The Hidden Number Behind America’s Falling Unemployment Rate

Kevin Glass | September 1, 2013 

The unemployment rate has been going down over the last few months – slowly, yes, but surely – and the economy has appeared more resilient then predicted in the wake of sequestration going into effect. This may mask underlying problems in our economy that has made it appear better than it is. 

The Bureau of Labor Statistics keeps statistics on the labor force participation rate, the ratio of the total workforce to total employment-age Americans. Since the economic crisis, the participation rate has dropped from 66.4% to 63.4%.   

As Emily Hulsey at the IJ Review writes: 

The New York Times reported that the shift could, more specifically, be due to “the rise in the number of workers on disability.” Today, a record 8.7 million Americans receive disability benefits – that more than the population of New York City. However, the most disturbing aspect, as well as the most volatile variable, of this is the unprecedented number of young adults who are giving up on work and signing up for government assistance. 

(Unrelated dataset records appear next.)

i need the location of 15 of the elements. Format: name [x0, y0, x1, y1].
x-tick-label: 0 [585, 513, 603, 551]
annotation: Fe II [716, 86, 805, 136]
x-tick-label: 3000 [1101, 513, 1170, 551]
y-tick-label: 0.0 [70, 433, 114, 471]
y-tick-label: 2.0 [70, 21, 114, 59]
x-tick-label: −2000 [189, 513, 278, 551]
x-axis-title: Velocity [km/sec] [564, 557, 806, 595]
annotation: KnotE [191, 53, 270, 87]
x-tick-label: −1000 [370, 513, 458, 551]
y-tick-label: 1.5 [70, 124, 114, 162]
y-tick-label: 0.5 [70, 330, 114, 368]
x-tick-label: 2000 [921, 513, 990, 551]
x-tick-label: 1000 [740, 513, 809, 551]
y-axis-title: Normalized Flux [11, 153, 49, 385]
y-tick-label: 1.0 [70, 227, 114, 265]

Surprisingly, this news is not due to the lack of jobs; rather, both Baby Boomers and Millennials are experiencing a skills gap. That is, the skills that employers demand do not match the skills that today’s unemployed possess. For example, in their job searches, many college graduates are encountering entry-level jobs that require only a high school diploma. A large number of Baby Boomers cannot find jobs in their respective fields, and employers consider them too close to retirement to invest in much training and education. 

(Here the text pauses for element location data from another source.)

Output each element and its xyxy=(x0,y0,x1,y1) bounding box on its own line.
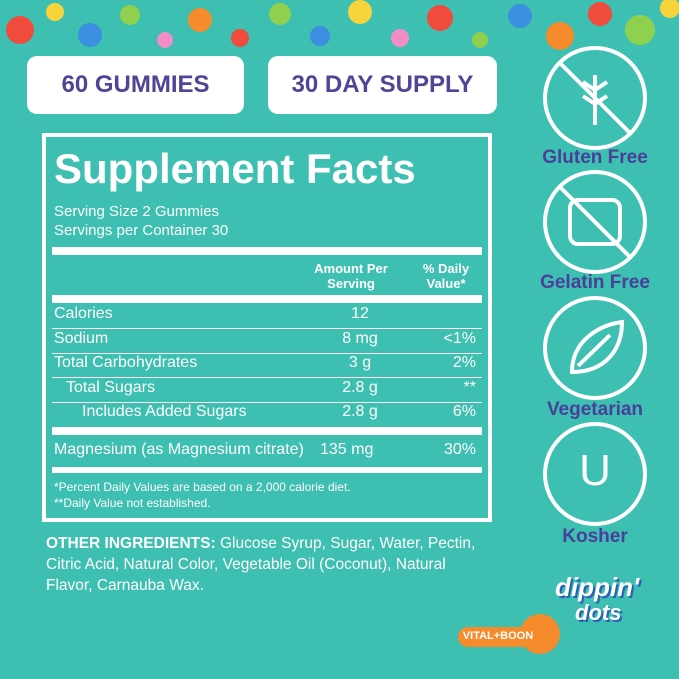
servings: Servings per Container 30 xyxy=(54,222,229,239)
nutrient-name: Total Carbohydrates xyxy=(54,354,198,371)
nutrient-row: Total Sugars 2.8 g ** xyxy=(52,379,482,403)
nutrient-dv: 2% xyxy=(452,354,476,371)
nutrient-name: Total Sugars xyxy=(66,378,155,396)
amount-header: Amount Per Serving xyxy=(314,261,388,291)
logo xyxy=(458,614,560,654)
nutrient-dv: 6% xyxy=(452,403,476,420)
rule xyxy=(52,247,482,255)
nutrient-row: Includes Added Sugars 2.8 g 6% xyxy=(52,403,482,427)
rule xyxy=(52,352,482,354)
nutrient-amount: 2.8 g xyxy=(342,378,378,396)
icon-label: Gelatin Free xyxy=(540,272,650,293)
nutrient-dv: 30% xyxy=(443,441,476,458)
rule xyxy=(52,377,482,378)
logo-text: dippin' xyxy=(555,572,640,602)
icon-label: Vegetarian xyxy=(546,399,644,420)
ingredients-label: OTHER INGREDIENTS: xyxy=(46,535,216,552)
nutrient-amount: 2.8 g xyxy=(342,403,378,420)
sprinkles xyxy=(6,0,679,50)
partner-logo: VITAL+BOON xyxy=(462,630,534,642)
nutrient-amount: 3 g xyxy=(348,354,372,371)
icon-label: Gluten Free xyxy=(542,147,648,168)
serving-size: Serving Size 2 Gummies xyxy=(54,203,220,220)
footnote: **Daily Value not established. xyxy=(54,496,211,510)
rule xyxy=(52,427,482,435)
nutrient-amount: 8 mg xyxy=(342,329,378,347)
badge: 60 GUMMIES xyxy=(27,56,244,114)
rule xyxy=(52,401,482,403)
nutrient-dv: ** xyxy=(463,378,476,396)
nutrient-row: Total Carbohydrates 3 g 2% xyxy=(52,354,482,378)
ingredients: OTHER INGREDIENTS: Glucose Syrup, Sugar,… xyxy=(46,533,486,596)
nutrient-dv: <1% xyxy=(443,329,476,347)
nutrient-name: Calories xyxy=(54,305,113,322)
facts-title: Supplement Facts xyxy=(54,145,416,192)
rule xyxy=(52,295,482,303)
nutrient-name: Includes Added Sugars xyxy=(82,403,247,420)
dv-header: % Daily Value* xyxy=(422,261,470,291)
icon-circles xyxy=(543,46,647,526)
nutrient-amount: 12 xyxy=(351,305,369,322)
logo-text: dots xyxy=(575,600,622,625)
nutrient-name: Magnesium (as Magnesium citrate) xyxy=(54,441,304,458)
nutrient-name: Sodium xyxy=(54,329,109,347)
mineral-row: Magnesium (as Magnesium citrate) 135 mg … xyxy=(52,441,482,465)
kosher-symbol: U xyxy=(579,446,611,495)
supplement-facts: Supplement Facts Serving Size 2 Gummies … xyxy=(42,133,492,522)
nutrient-row: Calories 12 xyxy=(52,305,482,329)
icon-label: Kosher xyxy=(562,526,628,547)
nutrient-amount: 135 mg xyxy=(320,441,374,458)
badge: 30 DAY SUPPLY xyxy=(268,56,497,114)
nutrient-row: Sodium 8 mg <1% xyxy=(52,330,482,354)
rule xyxy=(52,467,482,473)
ingredients-text: Glucose Syrup, Sugar, Water, Pectin, Cit… xyxy=(46,535,476,594)
footnote: *Percent Daily Values are based on a 2,0… xyxy=(54,480,351,494)
rule xyxy=(52,328,482,329)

The drop in the labor force is being driven by more than demographic shifts. There are deeper problems at work in the economy. It’s more than just a structural skills mismatch, though.

A record number of Americans have claimed federal disability payments. It’s not necessarily because of fraud – a study found that fraudulence isn’t particularly correlated with the business cycle – but that a struggling economy causes some people who might be otherwise employable to file for disability. There are two troubling aspects here: the federal disability program is expensive, and once a worker goes on disability, they’re unlikely to re-enter the workforce. The Wall Street Journal explains: 

Federal disability rules allow workers to get benefits only if they have an “impairment” that prevents them from working. But Mr. Rothstein notes that the ability to work isn’t necessarily independent of the labor market. 

A construction worker who hurts his back, for example, might be able to get a desk job during good economic times; when unemployment is high, however, making such a career switch could be much harder. Moreover, companies are much more likely to make accommodations for existing workers who become disabled than to hire a disabled worker — so a person with a disability who loses a job might well struggle to find a new one. 

Mr. Rothstein says his findings suggest that “really what’s going on is that there are people who are disabled who may in good markets be able to get jobs but in difficult market can’t.” 

Just because people aren’t cheating the system doesn’t mean the rise in the disability rolls isn’t a concern. Economic research has found that the disability system is mostly a one-way street: Once people start receiving benefits, they rarely go back to work. 

So while the economy has looked resilient this summer, it’s not the case that there’s nothing to worry about or that a skyrocketing recovery is right around the corner. There are long-term factors at play here – some of them structural – that mean we are a very long way away from full employment.